Does anyone know if this is taxable in Portugal?

Thanks in advance!


----------



## Moulard (Feb 3, 2017)

Its complicated. Treatment of pensions in tax treaties always is... But basically it will depend on whether the disability benefit is deemed a social security payment or a pension payment that is the consequence of past employment.

Article 20 paragraph 1(b) 


> ...social security benefits and other public pensions paid by a Contracting State to a resident of the other Contracting State or a citizen of the United States may be taxed in the first-mentioned State.


Thus if your payment is a form of social security it would only be taxable in the US - if say it was an SSDI / SSI type payment from the DSS or other US public entity.

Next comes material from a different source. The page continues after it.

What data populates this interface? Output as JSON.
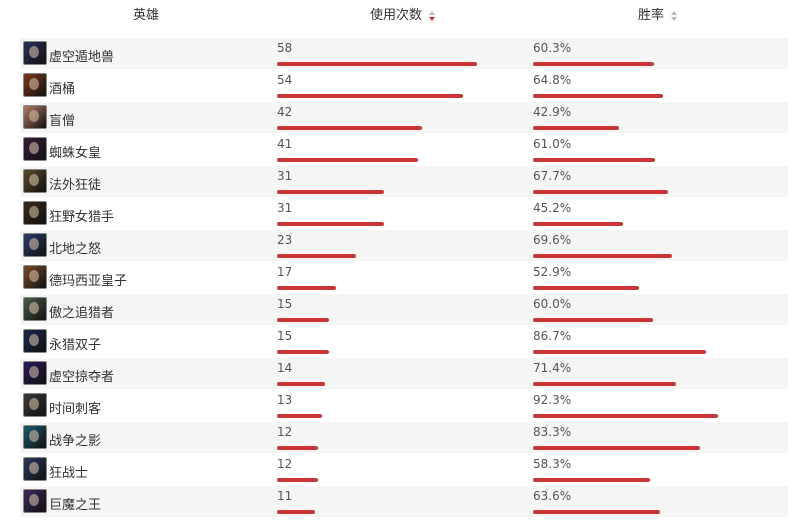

If however it is some for of other disability benefit, paid in consideration of past employment then it would taxable by Portugal AND the US (because the following article is not protected by the savings clause)

Article 20 paragraph 1a) 


> pensions and other similar remuneration derived and beneficially owned by a resident of a Contracting State in consideration of past employment shall be taxable only in that State;


Unless it was a past employment derived benefit for work with the government paid from government funds...

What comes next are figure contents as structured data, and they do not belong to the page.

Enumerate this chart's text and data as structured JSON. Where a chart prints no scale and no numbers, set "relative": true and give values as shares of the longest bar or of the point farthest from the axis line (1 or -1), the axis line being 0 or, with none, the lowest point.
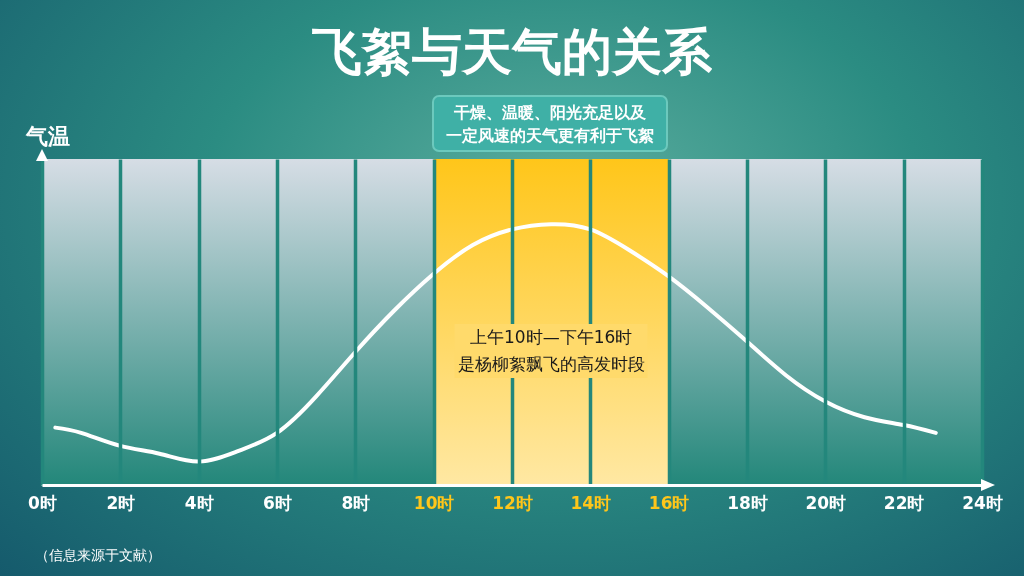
{
  "chart_data": {
    "type": "line",
    "title": "飞絮与天气的关系",
    "ylabel": "气温",
    "relative": true,
    "annotations": [
      "干燥、温暖、阳光充足以及一定风速的天气更有利于飞絮",
      "（信息来源于文献）"
    ],
    "x": [
      0.34,
      1,
      2,
      3,
      4,
      5,
      6,
      7,
      8,
      9,
      10,
      11,
      12,
      13,
      14,
      15,
      16,
      17,
      18,
      19,
      20,
      21,
      22,
      22.82
    ],
    "series": [
      {
        "color": "#ffffff",
        "values": [
          0.22,
          0.2,
          0.15,
          0.12,
          0.09,
          0.13,
          0.2,
          0.34,
          0.51,
          0.67,
          0.81,
          0.92,
          0.98,
          1,
          0.98,
          0.9,
          0.8,
          0.68,
          0.55,
          0.42,
          0.32,
          0.26,
          0.23,
          0.2
        ]
      }
    ],
    "xlim": [
      0,
      24
    ],
    "xticks": [
      {
        "value": 0,
        "label": "0时"
      },
      {
        "value": 2,
        "label": "2时"
      },
      {
        "value": 4,
        "label": "4时"
      },
      {
        "value": 6,
        "label": "6时"
      },
      {
        "value": 8,
        "label": "8时"
      },
      {
        "value": 10,
        "label": "10时"
      },
      {
        "value": 12,
        "label": "12时"
      },
      {
        "value": 14,
        "label": "14时"
      },
      {
        "value": 16,
        "label": "16时"
      },
      {
        "value": 18,
        "label": "18时"
      },
      {
        "value": 20,
        "label": "20时"
      },
      {
        "value": 22,
        "label": "22时"
      },
      {
        "value": 24,
        "label": "24时"
      }
    ],
    "bands": [
      {
        "axis": "x",
        "from": 10,
        "to": 16,
        "label": "上午10时—下午16时是杨柳絮飘飞的高发时段",
        "color": "#ffc61a"
      }
    ],
    "grid": "x"
  }
}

Article 21 Paragraph 1(a) 



> Any pension paid by, or out of funds created by, a Contracting State or apolitical or administrative subdivision or a local authority thereof to an individual in respect of services rendered to that State, subdivision or authority shall be taxable only in that State.

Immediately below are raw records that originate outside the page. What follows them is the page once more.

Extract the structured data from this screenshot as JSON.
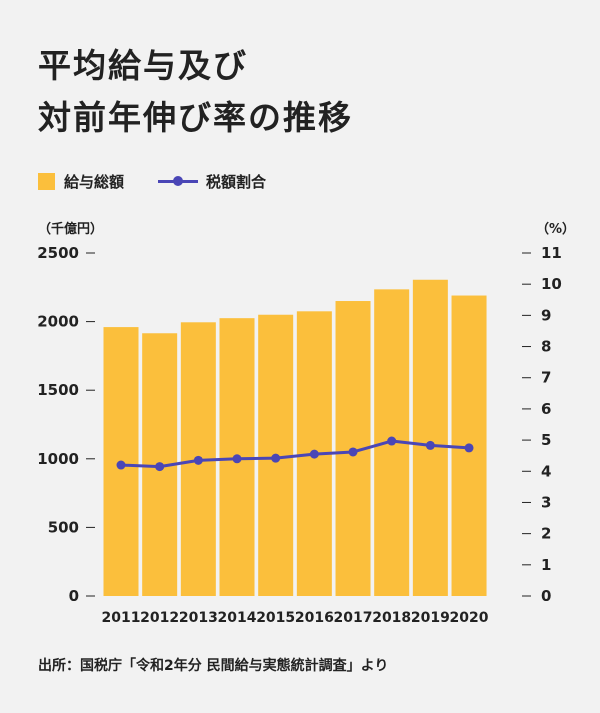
{
  "title_lines": [
    "平均給与及び",
    "対前年伸び率の推移"
  ],
  "legend": {
    "bar": "給与総額",
    "line": "税額割合"
  },
  "units": {
    "left": "（千億円）",
    "right": "（%）"
  },
  "source": "出所：国税庁「令和2年分 民間給与実態統計調査」より",
  "colors": {
    "bar": "#fbbf3c",
    "line": "#4a46b6",
    "text": "#222222",
    "background": "#f2f2f2"
  },
  "chart_data": {
    "type": "bar",
    "categories": [
      "2011",
      "2012",
      "2013",
      "2014",
      "2015",
      "2016",
      "2017",
      "2018",
      "2019",
      "2020"
    ],
    "series": [
      {
        "name": "給与総額",
        "type": "bar",
        "axis": "left",
        "values": [
          1960,
          1915,
          1995,
          2025,
          2050,
          2075,
          2150,
          2235,
          2305,
          2190
        ]
      },
      {
        "name": "税額割合",
        "type": "line",
        "axis": "right",
        "values": [
          4.2,
          4.15,
          4.35,
          4.4,
          4.42,
          4.55,
          4.62,
          4.97,
          4.83,
          4.75
        ]
      }
    ],
    "y_left": {
      "ticks": [
        0,
        500,
        1000,
        1500,
        2000,
        2500
      ],
      "range": [
        0,
        2500
      ]
    },
    "y_right": {
      "ticks": [
        0,
        1,
        2,
        3,
        4,
        5,
        6,
        7,
        8,
        9,
        10,
        11
      ],
      "range": [
        0,
        11
      ]
    },
    "legend_position": "top-left",
    "grid": false
  }
}
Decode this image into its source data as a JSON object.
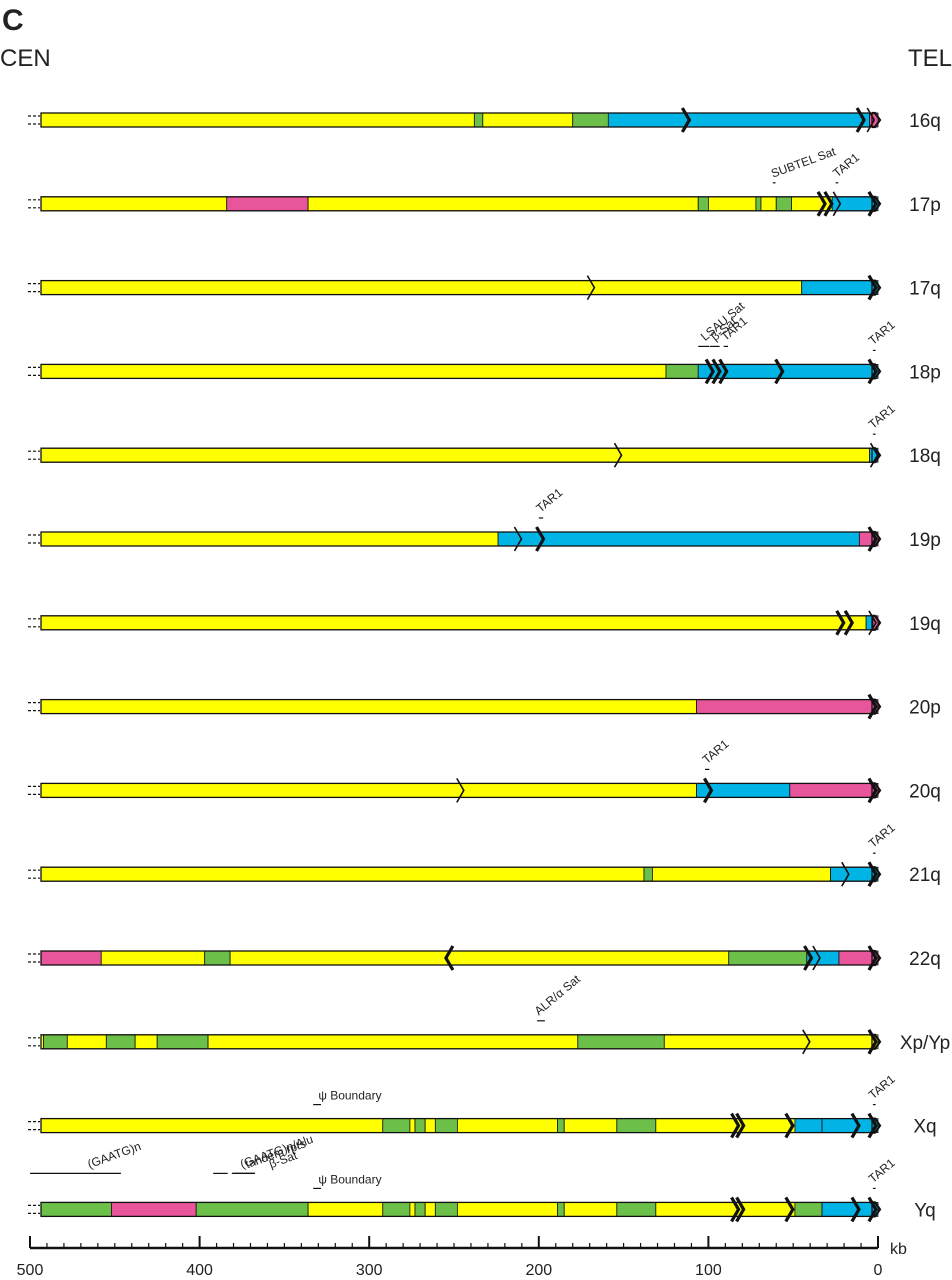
{
  "panel_label": "C",
  "ends": {
    "left": "CEN",
    "right": "TEL"
  },
  "colors": {
    "unique": "#ffff00",
    "segdup": "#6cc04a",
    "subtel": "#00b4e6",
    "pink": "#e8559a",
    "outline": "#111111"
  },
  "axis": {
    "unit": "kb",
    "min": 0,
    "max": 500,
    "ticks": [
      500,
      400,
      300,
      200,
      100,
      0
    ],
    "tick_labels": [
      "500",
      "400",
      "300",
      "200",
      "100",
      "0"
    ]
  },
  "rows": [
    {
      "label": "16q",
      "segments": [
        [
          500,
          238,
          "unique"
        ],
        [
          238,
          233,
          "segdup"
        ],
        [
          233,
          180,
          "unique"
        ],
        [
          180,
          159,
          "segdup"
        ],
        [
          159,
          5,
          "subtel"
        ],
        [
          5,
          0,
          "pink"
        ]
      ],
      "arrows": [
        [
          113,
          "right",
          "bold"
        ],
        [
          10,
          "right",
          "bold"
        ],
        [
          4,
          "right",
          "normal"
        ]
      ],
      "annotations": []
    },
    {
      "label": "17p",
      "segments": [
        [
          500,
          384,
          "unique"
        ],
        [
          384,
          336,
          "pink"
        ],
        [
          336,
          106,
          "unique"
        ],
        [
          106,
          100,
          "segdup"
        ],
        [
          100,
          72,
          "unique"
        ],
        [
          72,
          69,
          "segdup"
        ],
        [
          69,
          60,
          "unique"
        ],
        [
          60,
          51,
          "segdup"
        ],
        [
          51,
          27,
          "unique"
        ],
        [
          27,
          0,
          "subtel"
        ]
      ],
      "arrows": [
        [
          33,
          "right",
          "bold"
        ],
        [
          29,
          "right",
          "bold"
        ],
        [
          24,
          "right",
          "normal"
        ],
        [
          3,
          "right",
          "bold"
        ]
      ],
      "annotations": [
        {
          "text": "SUBTEL Sat",
          "kb": 62,
          "rotate": -20,
          "tick": [
            62,
            61
          ]
        },
        {
          "text": "TAR1",
          "kb": 24,
          "rotate": -40,
          "tick": [
            25,
            24
          ]
        }
      ]
    },
    {
      "label": "17q",
      "segments": [
        [
          500,
          45,
          "unique"
        ],
        [
          45,
          0,
          "subtel"
        ]
      ],
      "arrows": [
        [
          169,
          "right",
          "normal"
        ],
        [
          3,
          "right",
          "bold"
        ]
      ],
      "annotations": []
    },
    {
      "label": "18p",
      "segments": [
        [
          500,
          125,
          "unique"
        ],
        [
          125,
          106,
          "segdup"
        ],
        [
          106,
          0,
          "subtel"
        ]
      ],
      "arrows": [
        [
          99,
          "right",
          "bold"
        ],
        [
          95,
          "right",
          "bold"
        ],
        [
          91,
          "right",
          "bold"
        ],
        [
          58,
          "right",
          "bold"
        ],
        [
          3,
          "right",
          "bold"
        ]
      ],
      "annotations": [
        {
          "text": "LSAU Sat",
          "kb": 102,
          "rotate": -40,
          "tick": [
            106,
            100
          ]
        },
        {
          "text": "β-Sat",
          "kb": 96,
          "rotate": -40,
          "tick": [
            99,
            94
          ]
        },
        {
          "text": "TAR1",
          "kb": 90,
          "rotate": -40,
          "tick": [
            91,
            89
          ]
        },
        {
          "text": "TAR1",
          "kb": 3,
          "rotate": -40,
          "tick": [
            3,
            2
          ]
        }
      ]
    },
    {
      "label": "18q",
      "segments": [
        [
          500,
          5,
          "unique"
        ],
        [
          5,
          0,
          "subtel"
        ]
      ],
      "arrows": [
        [
          153,
          "right",
          "normal"
        ],
        [
          2,
          "right",
          "normal"
        ]
      ],
      "annotations": [
        {
          "text": "TAR1",
          "kb": 3,
          "rotate": -40,
          "tick": [
            3,
            2
          ]
        }
      ]
    },
    {
      "label": "19p",
      "segments": [
        [
          500,
          224,
          "unique"
        ],
        [
          224,
          11,
          "subtel"
        ],
        [
          11,
          0,
          "pink"
        ]
      ],
      "arrows": [
        [
          212,
          "right",
          "normal"
        ],
        [
          199,
          "right",
          "bold"
        ],
        [
          3,
          "right",
          "bold"
        ]
      ],
      "annotations": [
        {
          "text": "TAR1",
          "kb": 199,
          "rotate": -40,
          "tick": [
            200,
            198
          ]
        }
      ]
    },
    {
      "label": "19q",
      "segments": [
        [
          500,
          7,
          "unique"
        ],
        [
          7,
          3,
          "subtel"
        ],
        [
          3,
          0,
          "pink"
        ]
      ],
      "arrows": [
        [
          22,
          "right",
          "bold"
        ],
        [
          17,
          "right",
          "bold"
        ],
        [
          3,
          "right",
          "normal"
        ]
      ],
      "annotations": []
    },
    {
      "label": "20p",
      "segments": [
        [
          500,
          107,
          "unique"
        ],
        [
          107,
          0,
          "pink"
        ]
      ],
      "arrows": [
        [
          3,
          "right",
          "bold"
        ]
      ],
      "annotations": []
    },
    {
      "label": "20q",
      "segments": [
        [
          500,
          107,
          "unique"
        ],
        [
          107,
          52,
          "subtel"
        ],
        [
          52,
          0,
          "pink"
        ]
      ],
      "arrows": [
        [
          246,
          "right",
          "normal"
        ],
        [
          100,
          "right",
          "bold"
        ],
        [
          3,
          "right",
          "bold"
        ]
      ],
      "annotations": [
        {
          "text": "TAR1",
          "kb": 101,
          "rotate": -40,
          "tick": [
            102,
            100
          ]
        }
      ]
    },
    {
      "label": "21q",
      "segments": [
        [
          500,
          138,
          "unique"
        ],
        [
          138,
          133,
          "segdup"
        ],
        [
          133,
          28,
          "unique"
        ],
        [
          28,
          0,
          "subtel"
        ]
      ],
      "arrows": [
        [
          19,
          "right",
          "normal"
        ],
        [
          3,
          "right",
          "bold"
        ]
      ],
      "annotations": [
        {
          "text": "TAR1",
          "kb": 3,
          "rotate": -40,
          "tick": [
            3,
            2
          ]
        }
      ]
    },
    {
      "label": "22q",
      "segments": [
        [
          500,
          497,
          "unique"
        ],
        [
          497,
          458,
          "pink"
        ],
        [
          458,
          397,
          "unique"
        ],
        [
          397,
          382,
          "segdup"
        ],
        [
          382,
          88,
          "unique"
        ],
        [
          88,
          42,
          "segdup"
        ],
        [
          42,
          23,
          "subtel"
        ],
        [
          23,
          0,
          "pink"
        ]
      ],
      "arrows": [
        [
          253,
          "left",
          "bold"
        ],
        [
          41,
          "right",
          "bold"
        ],
        [
          36,
          "right",
          "normal"
        ],
        [
          3,
          "right",
          "bold"
        ]
      ],
      "annotations": []
    },
    {
      "label": "Xp/Yp",
      "segments": [
        [
          500,
          492,
          "unique"
        ],
        [
          492,
          478,
          "segdup"
        ],
        [
          478,
          455,
          "unique"
        ],
        [
          455,
          438,
          "segdup"
        ],
        [
          438,
          425,
          "unique"
        ],
        [
          425,
          395,
          "segdup"
        ],
        [
          395,
          177,
          "unique"
        ],
        [
          177,
          126,
          "segdup"
        ],
        [
          126,
          0,
          "unique"
        ]
      ],
      "arrows": [
        [
          42,
          "right",
          "normal"
        ],
        [
          3,
          "right",
          "bold"
        ]
      ],
      "annotations": [
        {
          "text": "ALR/α Sat",
          "kb": 200,
          "rotate": -40,
          "tick": [
            201,
            197
          ]
        }
      ]
    },
    {
      "label": "Xq",
      "segments": [
        [
          500,
          292,
          "unique"
        ],
        [
          292,
          276,
          "segdup"
        ],
        [
          276,
          273,
          "unique"
        ],
        [
          273,
          267,
          "segdup"
        ],
        [
          267,
          261,
          "unique"
        ],
        [
          261,
          248,
          "segdup"
        ],
        [
          248,
          189,
          "unique"
        ],
        [
          189,
          185,
          "segdup"
        ],
        [
          185,
          154,
          "unique"
        ],
        [
          154,
          131,
          "segdup"
        ],
        [
          131,
          49,
          "unique"
        ],
        [
          49,
          33,
          "subtel"
        ],
        [
          33,
          0,
          "subtel"
        ]
      ],
      "arrows": [
        [
          84,
          "right",
          "bold"
        ],
        [
          81,
          "right",
          "bold"
        ],
        [
          52,
          "right",
          "bold"
        ],
        [
          13,
          "right",
          "bold"
        ],
        [
          3,
          "right",
          "bold"
        ]
      ],
      "annotations": [
        {
          "text": "ψ Boundary",
          "kb": 330,
          "rotate": 0,
          "tick": [
            333,
            329
          ]
        },
        {
          "text": "TAR1",
          "kb": 3,
          "rotate": -40,
          "tick": [
            3,
            2
          ]
        }
      ]
    },
    {
      "label": "Yq",
      "segments": [
        [
          500,
          452,
          "segdup"
        ],
        [
          452,
          402,
          "pink"
        ],
        [
          402,
          336,
          "segdup"
        ],
        [
          336,
          292,
          "unique"
        ],
        [
          292,
          276,
          "segdup"
        ],
        [
          276,
          273,
          "unique"
        ],
        [
          273,
          267,
          "segdup"
        ],
        [
          267,
          261,
          "unique"
        ],
        [
          261,
          248,
          "segdup"
        ],
        [
          248,
          189,
          "unique"
        ],
        [
          189,
          185,
          "segdup"
        ],
        [
          185,
          154,
          "unique"
        ],
        [
          154,
          131,
          "segdup"
        ],
        [
          131,
          49,
          "unique"
        ],
        [
          49,
          33,
          "segdup"
        ],
        [
          33,
          0,
          "subtel"
        ]
      ],
      "arrows": [
        [
          84,
          "right",
          "bold"
        ],
        [
          81,
          "right",
          "bold"
        ],
        [
          52,
          "right",
          "bold"
        ],
        [
          13,
          "right",
          "bold"
        ],
        [
          3,
          "right",
          "bold"
        ]
      ],
      "annotations": [
        {
          "text": "(GAATG)n",
          "kb": 465,
          "rotate": -20,
          "tick": [
            500,
            447
          ]
        },
        {
          "text": "(GAATG)n/Alu",
          "kb": 375,
          "rotate": -20,
          "tick": [
            392,
            384
          ]
        },
        {
          "text": "tandem rpts",
          "kb": 372,
          "rotate": -20,
          "tick": [
            381,
            368
          ]
        },
        {
          "text": "β-Sat",
          "kb": 358,
          "rotate": -20,
          "tick": [
            380,
            368
          ]
        },
        {
          "text": "ψ Boundary",
          "kb": 330,
          "rotate": 0,
          "tick": [
            333,
            329
          ]
        },
        {
          "text": "TAR1",
          "kb": 3,
          "rotate": -40,
          "tick": [
            3,
            2
          ]
        }
      ]
    }
  ]
}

In which case it would only be taxable by the US.


Here is a link to the treaty..
https://www.irs.gov/pub/irs-trty/portugal.pdf
You should also be able to find a technical memorandum that provides a slightly more plain English explanation of the text.


----------



## Mac62 (May 13, 2015)

Hi Moulard,

Thank you for the reply! 

It is a direct payment from the SSA and not related to any past employment, and is my only income.

I tried looking at the treaty but to be honest could not make head nor tail of it, I'll look for the plain language explanation again. I assume this would be a pretty easy answer for a tax professional if I went for a consult?


----------